This is the second in a series of three successive mushroom posts, sparked by our recent forays into the woods where we harvested honey mushrooms, puffballs and aborted entoloma.
Giant puffballs (Calvatia gigantea) are perhaps the easiest mushroom to confidently ID. I mean, how many mushrooms grow to such enormous size, look like big white volleyballs, and are almost impossible to not see when their fruiting bodies appear. There are several species of puffball, and many of them are edible, but for this post we're really only interested in the giants.
Of course their size is the first key to identifying a puffball. Generally growing from softball to basketball size they can, however, get much larger. I believe the largest one on record is 66" in circumference; that's five-and-a-half feet around! The biggest I've ever found was the size of a basketball, with most being near volleyball-size.
Things get a bit humorous for we puffball hunters come autumn, when the mushrooms begin appearing. I don't know how many times I've hit the brakes while driving or pulled over to the side of the road upon seeing a large puffball setting in the grass somewhere, only to discover that the suspect actually is a volleyball or white pail or even something white but not remotely resembling a ball at all. But one is correct often enough that the occasional embarrassment of being fooled is worth it.
Giant puffballs grow on grass or the forest floor, not on wood as do many other mushrooms. That makes them even more conspicuous. They also grow singly and not in clusters, although it is not uncommon to find several growing in proximity of one another. Every year we get a few softball-sized ones in our yard. They're small and have rougher, faceted skins than do giant puffballs, which leads me to think they may be a species of Sculpted Puffball (see image below), but my understanding is that sculpted puffballs are primarily a western species. I'm not sure, but I do know that they are edible and delicious.
The skin of the large puffballs is leathery, in both texture and thickness. It is easy to peel off, which should be done prior to preparing for the table. The interior of a good, edible puffball is beautiful in its pure, clean, unblemished whiteness. The texture is something akin to a firm, dry marshmallow (no stickiness) or a dense foam such as you might find in certain packing materials. Upon examining the inside, if you see any discoloration, any yellowing or greening, that means that the mushroom is beginning to turn and that its spores are developing in order to soon be released. You may as well toss the mushroom in that case, because it will not taste good at all. Toss it in your yard and maybe you'll get lucky next year with some puffball offspring.
Cleaning puffballs is as easy as wiping the surface with a damp cloth, although you should also give the underside where the mushroom attached to the ground a good examination, as puffballs are a desirable food source for a number of creepy-crawlies, especially millipedes. If you have some buggy diners working their way into the mushroom you can simply cut away the portion that they have claimed and, if the rest of the mushroom is white and firm, make good use of the remainder.

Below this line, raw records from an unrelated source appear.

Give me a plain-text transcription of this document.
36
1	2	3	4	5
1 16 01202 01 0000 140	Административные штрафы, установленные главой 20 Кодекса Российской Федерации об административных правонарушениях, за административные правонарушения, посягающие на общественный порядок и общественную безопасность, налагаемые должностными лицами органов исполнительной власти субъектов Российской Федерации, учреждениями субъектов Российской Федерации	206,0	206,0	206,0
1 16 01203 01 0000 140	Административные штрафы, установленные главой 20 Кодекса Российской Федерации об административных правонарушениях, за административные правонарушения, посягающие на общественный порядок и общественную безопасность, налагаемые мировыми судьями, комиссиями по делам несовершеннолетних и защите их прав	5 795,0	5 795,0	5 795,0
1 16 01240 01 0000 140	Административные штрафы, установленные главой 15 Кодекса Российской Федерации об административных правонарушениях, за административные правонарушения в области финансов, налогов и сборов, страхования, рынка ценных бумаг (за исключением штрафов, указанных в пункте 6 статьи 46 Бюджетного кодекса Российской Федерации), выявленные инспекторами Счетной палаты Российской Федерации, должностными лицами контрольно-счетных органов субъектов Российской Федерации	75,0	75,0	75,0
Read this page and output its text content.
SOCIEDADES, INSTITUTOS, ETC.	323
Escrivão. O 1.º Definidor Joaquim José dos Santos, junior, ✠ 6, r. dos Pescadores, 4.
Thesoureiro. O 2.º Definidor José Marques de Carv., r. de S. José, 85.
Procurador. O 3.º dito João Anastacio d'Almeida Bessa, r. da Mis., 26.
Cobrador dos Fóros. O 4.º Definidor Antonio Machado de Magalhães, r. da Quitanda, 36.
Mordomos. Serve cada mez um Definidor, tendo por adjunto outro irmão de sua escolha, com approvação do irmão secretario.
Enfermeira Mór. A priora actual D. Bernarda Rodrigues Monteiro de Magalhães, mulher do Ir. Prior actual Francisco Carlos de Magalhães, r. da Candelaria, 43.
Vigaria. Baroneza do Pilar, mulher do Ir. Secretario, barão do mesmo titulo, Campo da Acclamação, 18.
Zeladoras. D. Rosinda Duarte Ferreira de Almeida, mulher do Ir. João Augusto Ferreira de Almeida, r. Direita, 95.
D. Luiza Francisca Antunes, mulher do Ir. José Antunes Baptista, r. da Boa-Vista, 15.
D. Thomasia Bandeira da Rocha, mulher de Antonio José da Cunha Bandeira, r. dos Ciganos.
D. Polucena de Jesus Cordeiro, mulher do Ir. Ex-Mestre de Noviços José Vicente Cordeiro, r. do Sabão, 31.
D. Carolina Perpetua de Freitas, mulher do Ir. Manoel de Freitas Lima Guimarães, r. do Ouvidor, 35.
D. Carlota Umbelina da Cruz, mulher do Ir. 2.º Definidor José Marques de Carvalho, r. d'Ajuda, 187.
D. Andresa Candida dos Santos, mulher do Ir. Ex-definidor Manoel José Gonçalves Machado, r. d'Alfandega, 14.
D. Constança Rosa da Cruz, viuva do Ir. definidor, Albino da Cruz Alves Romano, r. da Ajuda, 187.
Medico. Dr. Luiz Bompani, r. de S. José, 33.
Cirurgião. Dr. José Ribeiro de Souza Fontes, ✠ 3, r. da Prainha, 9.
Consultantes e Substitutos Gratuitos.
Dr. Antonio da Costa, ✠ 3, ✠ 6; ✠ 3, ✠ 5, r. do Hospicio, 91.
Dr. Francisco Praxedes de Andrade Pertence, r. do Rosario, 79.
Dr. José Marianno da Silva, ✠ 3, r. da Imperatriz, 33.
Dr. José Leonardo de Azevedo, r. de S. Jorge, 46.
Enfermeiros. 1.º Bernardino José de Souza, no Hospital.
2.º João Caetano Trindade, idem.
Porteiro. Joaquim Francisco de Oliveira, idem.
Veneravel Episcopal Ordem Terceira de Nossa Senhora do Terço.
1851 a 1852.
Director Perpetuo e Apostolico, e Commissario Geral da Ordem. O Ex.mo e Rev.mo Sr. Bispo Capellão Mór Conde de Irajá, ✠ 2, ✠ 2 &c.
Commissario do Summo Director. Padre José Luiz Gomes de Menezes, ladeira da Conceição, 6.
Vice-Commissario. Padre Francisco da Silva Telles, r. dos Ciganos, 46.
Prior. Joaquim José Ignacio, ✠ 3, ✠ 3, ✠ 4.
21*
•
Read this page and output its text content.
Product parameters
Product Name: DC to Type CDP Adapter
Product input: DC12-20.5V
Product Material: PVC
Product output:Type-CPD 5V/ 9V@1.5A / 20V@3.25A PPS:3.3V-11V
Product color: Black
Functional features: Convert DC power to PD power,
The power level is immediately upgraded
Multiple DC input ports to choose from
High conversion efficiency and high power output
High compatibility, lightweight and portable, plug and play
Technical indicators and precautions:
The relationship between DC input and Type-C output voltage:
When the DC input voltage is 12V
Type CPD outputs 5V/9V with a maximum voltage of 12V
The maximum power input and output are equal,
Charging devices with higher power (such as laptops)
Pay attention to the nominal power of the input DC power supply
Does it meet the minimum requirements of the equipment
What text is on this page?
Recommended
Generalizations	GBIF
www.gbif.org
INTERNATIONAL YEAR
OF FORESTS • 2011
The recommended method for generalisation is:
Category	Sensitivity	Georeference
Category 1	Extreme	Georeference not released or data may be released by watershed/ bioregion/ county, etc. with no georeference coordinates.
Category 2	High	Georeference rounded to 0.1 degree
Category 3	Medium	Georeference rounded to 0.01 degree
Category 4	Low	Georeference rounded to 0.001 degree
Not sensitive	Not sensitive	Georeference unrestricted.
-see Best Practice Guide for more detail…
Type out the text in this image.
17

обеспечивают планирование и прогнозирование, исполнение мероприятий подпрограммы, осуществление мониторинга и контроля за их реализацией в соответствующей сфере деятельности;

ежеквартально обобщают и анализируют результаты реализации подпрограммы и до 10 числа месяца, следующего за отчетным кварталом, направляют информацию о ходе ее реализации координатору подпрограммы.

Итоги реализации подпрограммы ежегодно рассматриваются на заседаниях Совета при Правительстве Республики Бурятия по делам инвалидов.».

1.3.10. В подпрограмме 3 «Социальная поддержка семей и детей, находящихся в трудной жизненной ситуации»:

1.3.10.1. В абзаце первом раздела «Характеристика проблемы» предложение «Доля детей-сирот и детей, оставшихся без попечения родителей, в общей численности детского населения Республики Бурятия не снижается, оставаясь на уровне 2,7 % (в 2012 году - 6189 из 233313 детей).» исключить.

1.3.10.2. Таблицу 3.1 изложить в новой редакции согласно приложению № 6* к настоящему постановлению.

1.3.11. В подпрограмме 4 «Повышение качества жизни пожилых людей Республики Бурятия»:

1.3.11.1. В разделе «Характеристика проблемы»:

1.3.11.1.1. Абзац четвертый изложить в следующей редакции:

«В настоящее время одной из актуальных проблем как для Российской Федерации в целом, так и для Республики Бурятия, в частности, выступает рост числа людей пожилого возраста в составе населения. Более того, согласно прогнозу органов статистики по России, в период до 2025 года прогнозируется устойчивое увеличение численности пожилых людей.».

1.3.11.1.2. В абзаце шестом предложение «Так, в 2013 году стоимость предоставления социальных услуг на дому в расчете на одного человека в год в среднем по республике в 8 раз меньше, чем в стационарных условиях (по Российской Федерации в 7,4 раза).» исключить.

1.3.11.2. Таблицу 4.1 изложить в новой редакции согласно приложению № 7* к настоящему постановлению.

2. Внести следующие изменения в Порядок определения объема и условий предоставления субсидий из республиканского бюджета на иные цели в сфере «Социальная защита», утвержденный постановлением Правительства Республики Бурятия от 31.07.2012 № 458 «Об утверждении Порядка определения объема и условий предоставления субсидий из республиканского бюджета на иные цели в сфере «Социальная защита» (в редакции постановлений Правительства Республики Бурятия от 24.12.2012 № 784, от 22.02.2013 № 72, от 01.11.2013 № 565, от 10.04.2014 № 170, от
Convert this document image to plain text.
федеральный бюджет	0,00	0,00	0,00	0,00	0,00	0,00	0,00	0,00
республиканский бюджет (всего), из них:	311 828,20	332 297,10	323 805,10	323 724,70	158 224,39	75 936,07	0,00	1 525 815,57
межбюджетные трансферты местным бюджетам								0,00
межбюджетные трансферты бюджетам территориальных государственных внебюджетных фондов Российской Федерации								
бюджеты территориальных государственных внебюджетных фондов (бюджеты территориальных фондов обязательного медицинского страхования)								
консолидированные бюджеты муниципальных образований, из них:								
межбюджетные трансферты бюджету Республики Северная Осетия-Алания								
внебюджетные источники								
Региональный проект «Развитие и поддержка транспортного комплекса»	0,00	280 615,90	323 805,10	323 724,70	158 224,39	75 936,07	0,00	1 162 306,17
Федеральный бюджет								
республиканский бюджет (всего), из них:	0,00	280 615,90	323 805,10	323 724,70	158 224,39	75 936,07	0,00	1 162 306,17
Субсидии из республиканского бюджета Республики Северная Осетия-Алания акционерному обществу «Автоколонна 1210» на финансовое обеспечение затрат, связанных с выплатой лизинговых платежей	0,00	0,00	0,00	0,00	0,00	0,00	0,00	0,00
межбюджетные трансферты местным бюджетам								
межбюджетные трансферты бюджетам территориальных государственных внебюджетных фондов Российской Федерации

Puffballs do not have a good shelf life. You usually need to use them within two or three days before they start to turn. Refrigerating them may extend the shelf life a bit, but once they start to discolor they go very quickly indeed. I haven't yet come upon a preservation method that I really like. As far as I'm concerned, puffballs really are a seasonal food and are at their best when prepared immediately. Their ephemeral quality somehow makes them all the more special, I think.
To prepare you'll usually slice slabs or "steaks" off the mushroom, around ¼" to ½" in thickness. I think the best tool to use to slice puffballs is a sharp fish filleting knife. The cuts made with a fillet knife make a smoother and more even cut through the mushroom. Most everyone I know cooks puffballs one of two ways: one, lightly salt and pepper the slice, and saute in oil and/or butter until golden brown, or two, coat with a milk/egg wash before dusting with salted and peppered flour and frying in oil. Either of these methods is simple, easy and reliably delicious. If you use a flour coating you can of course also play with the spicing of the flour, adding things like cayenne, garlic powder or whatever suits your fancy. I like to add a pinch of fresh nutmeg to the flour, but don't ever overdo the spice lest the delicate flavor of the mushroom be overpowered.
Fried or sauteed puffball has a consistency and texture I'd liken to tofu. But of course the flavor is uniquely its own. You can also dice the puffball and add to soups or rice and risotto dishes. Another interesting and fun way we've used puffballs is as sandwich filling, sauteing puffball slices and adding to turkey sandwiches or to BLTs for a whole new spin on those classic sandwiches.
However you choose to prepare it, when you bring home a big puffball mushroom that you saw and snagged on the way home or discovered while intentionally foraging for them, you can be assured that you will get a lot of oohs and aahs and curious comments about this strange, large white ball of mushroomy goodness.